Por Jonatas Rubens Tavares

Deu adeus porque partindo iria crescer
Deu adeus porque assim iria se esconder

Deu adeus porque perto o sofrimento era grande
Deu adeus porque a felicidade estava longe

Deu adeus porque não conseguia mais viver
Deu adeus porque ali o passado estava a corroer

Deu adeus porque não queria mais ficar
Deu adeus porque quanto mais cedo partisse, mais cedo iria retornar.



PAI E FILHA

Por Gerson Dalla Corte

Você mentiu pra mim. Disse que voltaria. E te esperei. Anos a fio.  Foram anos, foram vidas.
Promessas não se quebram. Você não voltou, então vim te encontrar.
A velhice talvez já não seja tão ruim. Estamos mais pertos de quem já foi. Vim te encontrar, mas não sei o que me espera.
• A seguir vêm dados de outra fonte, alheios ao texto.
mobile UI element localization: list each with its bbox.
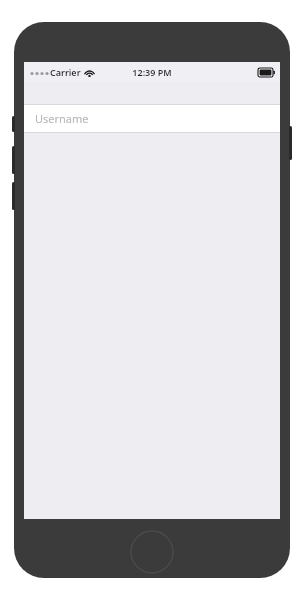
button[interactable]: Home: [130, 530, 174, 574]
staticText: Username: [35, 111, 89, 126]
staticText: Carrier: [50, 66, 81, 78]
staticText: 12:39 PM: [132, 66, 172, 78]
button[interactable]: Username: [24, 104, 280, 133]
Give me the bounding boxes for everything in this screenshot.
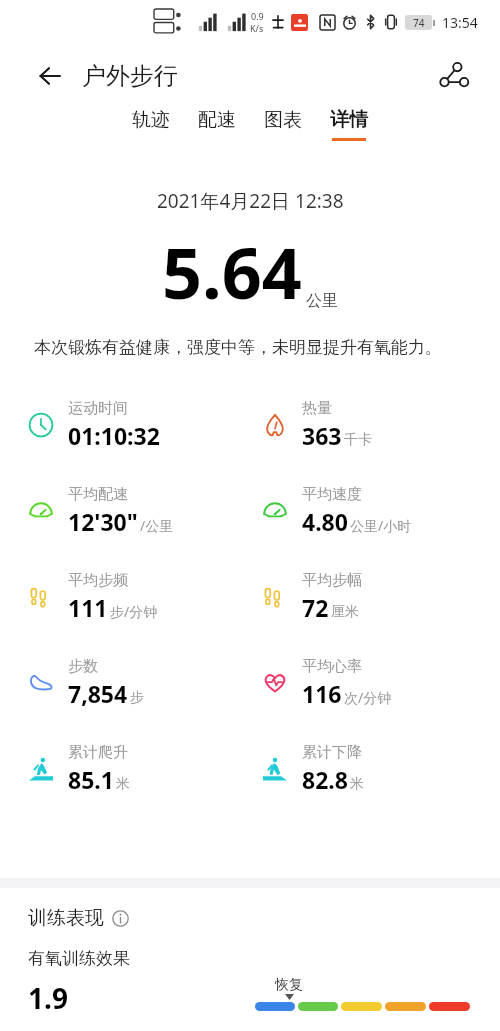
staticText: 82.8 bbox=[302, 764, 348, 795]
staticText: 累计下降 bbox=[302, 743, 362, 762]
staticText: 363 bbox=[302, 420, 342, 451]
staticText: 平均速度 bbox=[302, 485, 362, 504]
staticText: 5.64 bbox=[162, 224, 302, 319]
staticText: 0.9 bbox=[251, 10, 264, 22]
staticText: 平均心率 bbox=[302, 657, 362, 676]
staticText: 本次锻炼有益健康，强度中等，未明显提升有氧能力。 bbox=[34, 337, 466, 358]
staticText: 运动时间 bbox=[68, 399, 128, 418]
staticText: 米 bbox=[116, 775, 130, 793]
button[interactable]: 累计下降 bbox=[260, 726, 500, 812]
staticText: 公里 bbox=[306, 291, 338, 311]
staticText: 116 bbox=[302, 678, 342, 709]
button[interactable]: 平均配速 bbox=[26, 468, 250, 554]
staticText: 公里/小时 bbox=[350, 516, 412, 535]
staticText: 1.9 bbox=[28, 979, 68, 1017]
staticText: 热量 bbox=[302, 399, 332, 418]
staticText: 4.80 bbox=[302, 506, 348, 537]
staticText: 74 bbox=[413, 16, 425, 30]
staticText: 恢复 bbox=[275, 976, 303, 994]
staticText: K/s bbox=[250, 22, 264, 34]
staticText: 步/分钟 bbox=[110, 602, 158, 621]
button[interactable]: 图表 bbox=[250, 108, 316, 141]
staticText: 轨迹 bbox=[132, 108, 170, 132]
button[interactable]: 训练表现 bbox=[28, 906, 129, 930]
other: Info bbox=[112, 910, 129, 927]
staticText: 平均步幅 bbox=[302, 571, 362, 590]
button[interactable]: 步数 bbox=[26, 640, 250, 726]
staticText: 详情 bbox=[330, 108, 368, 132]
staticText: 72 bbox=[302, 592, 329, 623]
button[interactable]: 详情 bbox=[316, 108, 382, 141]
staticText: 步 bbox=[130, 689, 144, 707]
staticText: 2021年4月22日 12:38 bbox=[157, 188, 344, 214]
staticText: 厘米 bbox=[331, 603, 359, 621]
button[interactable]: Share bbox=[432, 54, 476, 98]
button[interactable]: 平均速度 bbox=[260, 468, 500, 554]
staticText: 次/分钟 bbox=[344, 688, 392, 707]
button[interactable]: 运动时间 bbox=[26, 382, 250, 468]
staticText: 米 bbox=[350, 775, 364, 793]
button[interactable]: 轨迹 bbox=[118, 108, 184, 141]
staticText: 累计爬升 bbox=[68, 743, 128, 762]
staticText: 有氧训练效果 bbox=[28, 948, 130, 969]
staticText: 千卡 bbox=[344, 431, 372, 449]
button[interactable]: 配速 bbox=[184, 108, 250, 141]
staticText: 平均步频 bbox=[68, 571, 128, 590]
button[interactable]: 平均步频 bbox=[26, 554, 250, 640]
staticText: 平均配速 bbox=[68, 485, 128, 504]
button[interactable]: 平均步幅 bbox=[260, 554, 500, 640]
staticText: /公里 bbox=[140, 516, 174, 535]
button[interactable]: 平均心率 bbox=[260, 640, 500, 726]
staticText: 7,854 bbox=[68, 678, 128, 709]
staticText: 训练表现 bbox=[28, 906, 104, 930]
staticText: 步数 bbox=[68, 657, 98, 676]
staticText: 图表 bbox=[264, 108, 302, 132]
button[interactable]: Back bbox=[30, 56, 70, 96]
staticText: 111 bbox=[68, 592, 108, 623]
staticText: 01:10:32 bbox=[68, 420, 160, 451]
staticText: 12'30" bbox=[68, 506, 138, 537]
staticText: 13:54 bbox=[442, 13, 478, 32]
staticText: 配速 bbox=[198, 108, 236, 132]
button[interactable]: 热量 bbox=[260, 382, 500, 468]
button[interactable]: 累计爬升 bbox=[26, 726, 250, 812]
staticText: 85.1 bbox=[68, 764, 114, 795]
staticText: 户外步行 bbox=[82, 61, 178, 91]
Talvez o nada, ou outra vida. Quem sabe a mesma, novamente, com pequenas variações?
Penso que a morte talvez venha para poupar-nos de algo pior. A morte como um começo, ou um meio. Esta vida, para mim,  foi onírica. Ora um sonho, ora um pesadelo. Espero que a morte seja o amanhecer da minha vida.
Vou acorder, enfim.



LADRÃO DE SONHOS

Por Rafaela S

Estou possuída pelo diabo,
O ódio percorre minhas veias no ritmo acelerado do meu coração.
Porque? Parecia algo legal, afinal, ele era legal.
Vagabundo! Tomou de mim meus sonhos, minhas fantasias.
Um dia, eu ainda irei reencontrá-lo,
Farei ele sentir tudo o que eu senti quando me deixou.

COMPANHEIRO DE AVENTURAS

Por Jonatas Rubens Tavares

Pai e filho sempre davam longos passeios. Quando o pai adoeceu, os passeios cessaram. O filho, ainda menino, ficou sem o seu companheiro de aventuras, sem o seu herói. Naturalmente, o garoto sentiu falta do seu genitor. A mãe, então, entregou-lhe a carta deixada pelo falecido:

“Filho, 
O meu tempo por aqui se encerrou. Esta é  a minha despedida. Espero que entenda que não é da minha vontade partir, mas tenho que ir, porque é assim que funciona a vida. Fui sozinho para o passeio definitivo.
Deixei esta carta para te dizer o que só  vai compreender quando for mais velho, por isso guarde-a para que possa lê-la mais tarde.
Meu filho, você, sozinho, irá trilhar caminhos novos, longe das rotas por nós percorridas e chegará infinitamente mais longe do que seu velho pai foi capaz. Irá realizar o percurso sozinho até que consiga um pequeno para acompanhá-lo. Mas lembre-se sempre que, embora não possa me ver, estarei sempre ao seu lado, junto, a cada passo, porque no fim o caminho é um só e o destino é o mesmo.
Te amo, filho querido. Recorde com carinho e nostalgia as nossas tardes, as nossas caminhadas, que foram únicas. Obrigado por ser o MEU companheiro de aventuras. Nunca a jornada foi tão divertida e recompensadora quanto foi ao seu lado.

                                                                                                                          Papai.”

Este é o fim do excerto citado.